Sorry, not trying to be preachy, but we've kind of had the same thing happen in our family. And also I read on someone elses comment that he may just really like to be at home. I know when my husband used to be a brick mason, he worked so hard during the day that he just wanted to chill out in the evenings and on the weekends. Not really laziness, just exhaustion.
Have you ever flat out confronted him about what he's doing? Say that you know every time an event comes up with your family that the day of he finds other things that "have" to be done and you don't appreciate it? Ask him why he does it (though you may have already).

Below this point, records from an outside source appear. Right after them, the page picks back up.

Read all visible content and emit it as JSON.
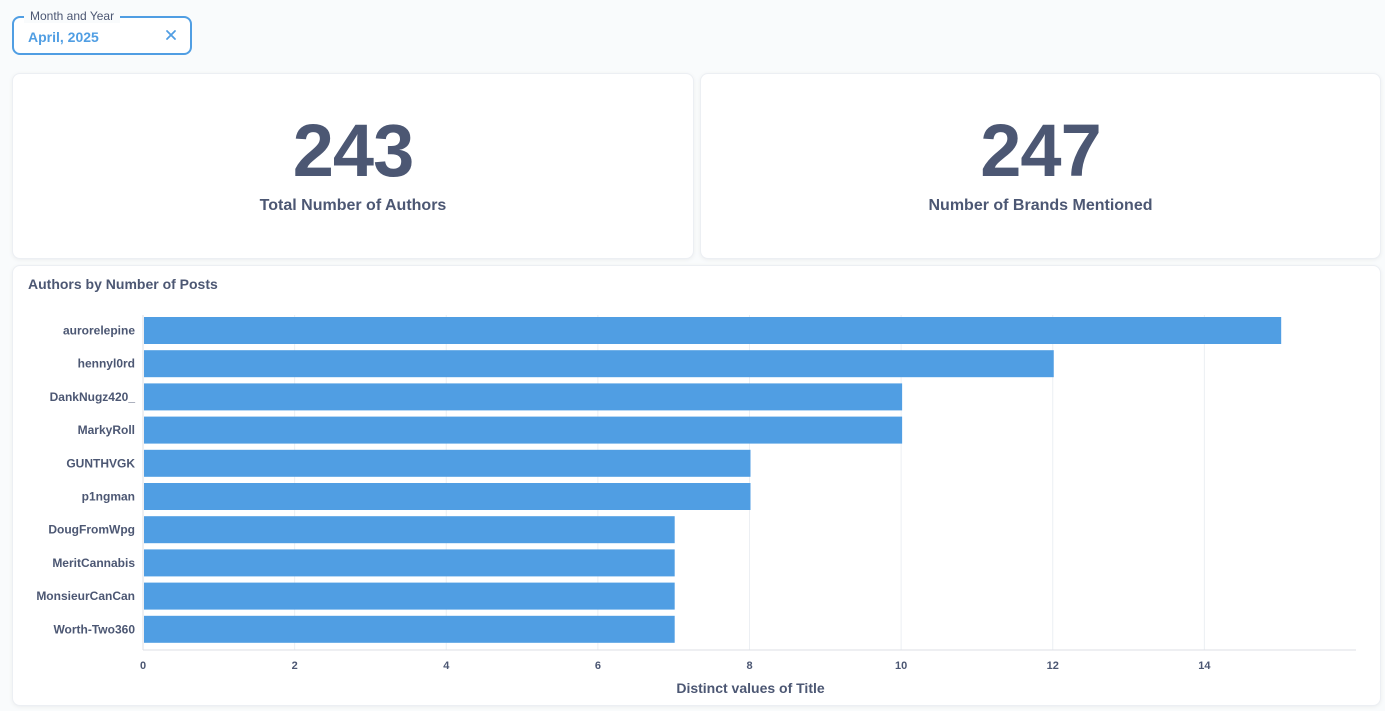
{
  "filter": {
    "label": "Month and Year",
    "value": "April, 2025",
    "clear_icon": "close-icon"
  },
  "scalars": [
    {
      "value": "243",
      "label": "Total Number of Authors"
    },
    {
      "value": "247",
      "label": "Number of Brands Mentioned"
    }
  ],
  "colors": {
    "accent": "#509ee3",
    "text": "#4c5773",
    "grid": "#eceff3"
  },
  "chart_data": {
    "type": "bar",
    "orientation": "horizontal",
    "title": "Authors by Number of Posts",
    "xlabel": "Distinct values of Title",
    "ylabel": "",
    "categories": [
      "aurorelepine",
      "hennyl0rd",
      "DankNugz420_",
      "MarkyRoll",
      "GUNTHVGK",
      "p1ngman",
      "DougFromWpg",
      "MeritCannabis",
      "MonsieurCanCan",
      "Worth-Two360"
    ],
    "values": [
      15,
      12,
      10,
      10,
      8,
      8,
      7,
      7,
      7,
      7
    ],
    "xlim": [
      0,
      16
    ],
    "xticks": [
      "0",
      "2",
      "4",
      "6",
      "8",
      "10",
      "12",
      "14"
    ],
    "grid": true,
    "color": "#509ee3"
  }
}
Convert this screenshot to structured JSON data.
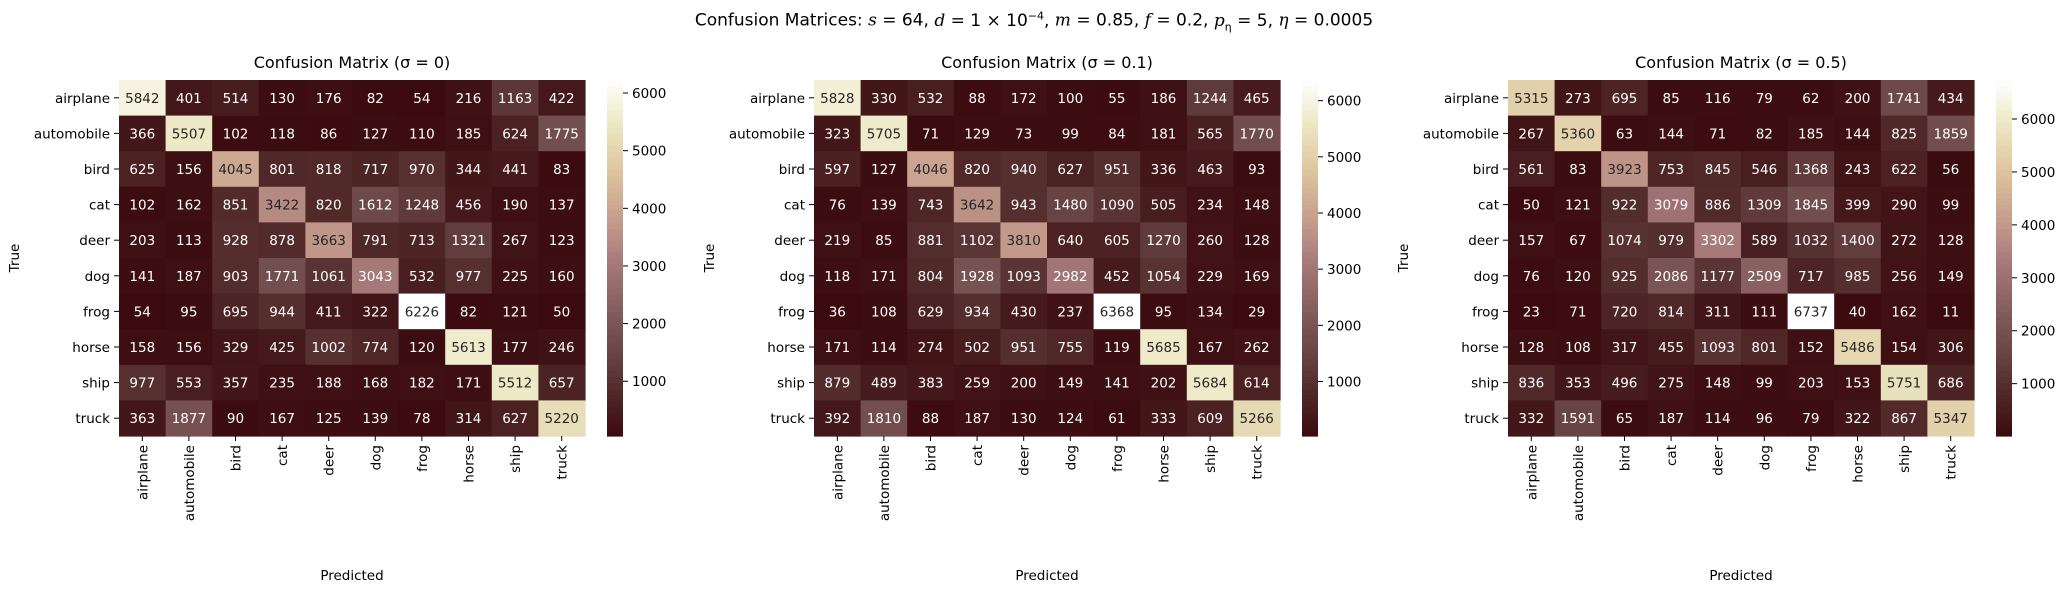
{
  "suptitle": {
    "prefix": "Confusion Matrices: ",
    "params": [
      {
        "sym": "s",
        "sub": "",
        "val": " = 64"
      },
      {
        "sym": "d",
        "sub": "",
        "val": " = 1 × 10",
        "sup": "−4"
      },
      {
        "sym": "m",
        "sub": "",
        "val": " = 0.85"
      },
      {
        "sym": "f",
        "sub": "",
        "val": " = 0.2"
      },
      {
        "sym": "p",
        "sub": "η",
        "val": " = 5"
      },
      {
        "sym": "η",
        "sub": "",
        "val": " = 0.0005"
      }
    ]
  },
  "chart_data": [
    {
      "type": "heatmap",
      "title": "Confusion Matrix (σ = 0)",
      "xlabel": "Predicted",
      "ylabel": "True",
      "x_categories": [
        "airplane",
        "automobile",
        "bird",
        "cat",
        "deer",
        "dog",
        "frog",
        "horse",
        "ship",
        "truck"
      ],
      "y_categories": [
        "airplane",
        "automobile",
        "bird",
        "cat",
        "deer",
        "dog",
        "frog",
        "horse",
        "ship",
        "truck"
      ],
      "values": [
        [
          5842,
          401,
          514,
          130,
          176,
          82,
          54,
          216,
          1163,
          422
        ],
        [
          366,
          5507,
          102,
          118,
          86,
          127,
          110,
          185,
          624,
          1775
        ],
        [
          625,
          156,
          4045,
          801,
          818,
          717,
          970,
          344,
          441,
          83
        ],
        [
          102,
          162,
          851,
          3422,
          820,
          1612,
          1248,
          456,
          190,
          137
        ],
        [
          203,
          113,
          928,
          878,
          3663,
          791,
          713,
          1321,
          267,
          123
        ],
        [
          141,
          187,
          903,
          1771,
          1061,
          3043,
          532,
          977,
          225,
          160
        ],
        [
          54,
          95,
          695,
          944,
          411,
          322,
          6226,
          82,
          121,
          50
        ],
        [
          158,
          156,
          329,
          425,
          1002,
          774,
          120,
          5613,
          177,
          246
        ],
        [
          977,
          553,
          357,
          235,
          188,
          168,
          182,
          171,
          5512,
          657
        ],
        [
          363,
          1877,
          90,
          167,
          125,
          139,
          78,
          314,
          627,
          5220
        ]
      ],
      "colorbar": {
        "vmin": 50,
        "vmax": 6226,
        "ticks": [
          1000,
          2000,
          3000,
          4000,
          5000,
          6000
        ]
      }
    },
    {
      "type": "heatmap",
      "title": "Confusion Matrix (σ = 0.1)",
      "xlabel": "Predicted",
      "ylabel": "True",
      "x_categories": [
        "airplane",
        "automobile",
        "bird",
        "cat",
        "deer",
        "dog",
        "frog",
        "horse",
        "ship",
        "truck"
      ],
      "y_categories": [
        "airplane",
        "automobile",
        "bird",
        "cat",
        "deer",
        "dog",
        "frog",
        "horse",
        "ship",
        "truck"
      ],
      "values": [
        [
          5828,
          330,
          532,
          88,
          172,
          100,
          55,
          186,
          1244,
          465
        ],
        [
          323,
          5705,
          71,
          129,
          73,
          99,
          84,
          181,
          565,
          1770
        ],
        [
          597,
          127,
          4046,
          820,
          940,
          627,
          951,
          336,
          463,
          93
        ],
        [
          76,
          139,
          743,
          3642,
          943,
          1480,
          1090,
          505,
          234,
          148
        ],
        [
          219,
          85,
          881,
          1102,
          3810,
          640,
          605,
          1270,
          260,
          128
        ],
        [
          118,
          171,
          804,
          1928,
          1093,
          2982,
          452,
          1054,
          229,
          169
        ],
        [
          36,
          108,
          629,
          934,
          430,
          237,
          6368,
          95,
          134,
          29
        ],
        [
          171,
          114,
          274,
          502,
          951,
          755,
          119,
          5685,
          167,
          262
        ],
        [
          879,
          489,
          383,
          259,
          200,
          149,
          141,
          202,
          5684,
          614
        ],
        [
          392,
          1810,
          88,
          187,
          130,
          124,
          61,
          333,
          609,
          5266
        ]
      ],
      "colorbar": {
        "vmin": 29,
        "vmax": 6368,
        "ticks": [
          1000,
          2000,
          3000,
          4000,
          5000,
          6000
        ]
      }
    },
    {
      "type": "heatmap",
      "title": "Confusion Matrix (σ = 0.5)",
      "xlabel": "Predicted",
      "ylabel": "True",
      "x_categories": [
        "airplane",
        "automobile",
        "bird",
        "cat",
        "deer",
        "dog",
        "frog",
        "horse",
        "ship",
        "truck"
      ],
      "y_categories": [
        "airplane",
        "automobile",
        "bird",
        "cat",
        "deer",
        "dog",
        "frog",
        "horse",
        "ship",
        "truck"
      ],
      "values": [
        [
          5315,
          273,
          695,
          85,
          116,
          79,
          62,
          200,
          1741,
          434
        ],
        [
          267,
          5360,
          63,
          144,
          71,
          82,
          185,
          144,
          825,
          1859
        ],
        [
          561,
          83,
          3923,
          753,
          845,
          546,
          1368,
          243,
          622,
          56
        ],
        [
          50,
          121,
          922,
          3079,
          886,
          1309,
          1845,
          399,
          290,
          99
        ],
        [
          157,
          67,
          1074,
          979,
          3302,
          589,
          1032,
          1400,
          272,
          128
        ],
        [
          76,
          120,
          925,
          2086,
          1177,
          2509,
          717,
          985,
          256,
          149
        ],
        [
          23,
          71,
          720,
          814,
          311,
          111,
          6737,
          40,
          162,
          11
        ],
        [
          128,
          108,
          317,
          455,
          1093,
          801,
          152,
          5486,
          154,
          306
        ],
        [
          836,
          353,
          496,
          275,
          148,
          99,
          203,
          153,
          5751,
          686
        ],
        [
          332,
          1591,
          65,
          187,
          114,
          96,
          79,
          322,
          867,
          5347
        ]
      ],
      "colorbar": {
        "vmin": 11,
        "vmax": 6737,
        "ticks": [
          1000,
          2000,
          3000,
          4000,
          5000,
          6000
        ]
      }
    }
  ]
}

Barring all of that, does he respect anyone in particular in your family... father, brother-in-law, etc? Maybe have one of them go out of their way to call him and say hey, we are looking forward to seeing you at the birthday party, we miss seeing you around, etc. Maybe knowing that he is very welcome and missed by someone other than yourself will encourage him.
Try having the family member that is having the function be the one to personally invite your husband. And to some how tie him into a responsibility that he needs to attend to make the party a success.... He may feel like he is the third wheel and not a part of the excitement (even though just being part of the family is the excitement). By making him feel needed at the party may get him there easier for you.
My husband is the same way, and for many of the same reasons. Weve come to the agreement where actual events, major holidays, family weddings he goes to. No excuses as long as i dont come at him today with something going on tomorrow. For casual get togethers, birthdays, smaller holidays....he can come or not. Honestly, once i took the pressure off and started letting some of the exucuses go, he's more likely to go than not now. He's even occassionally decided himself, hey, I havent seen your parents in a while, lets take (our little girl) and go visit for the weekend.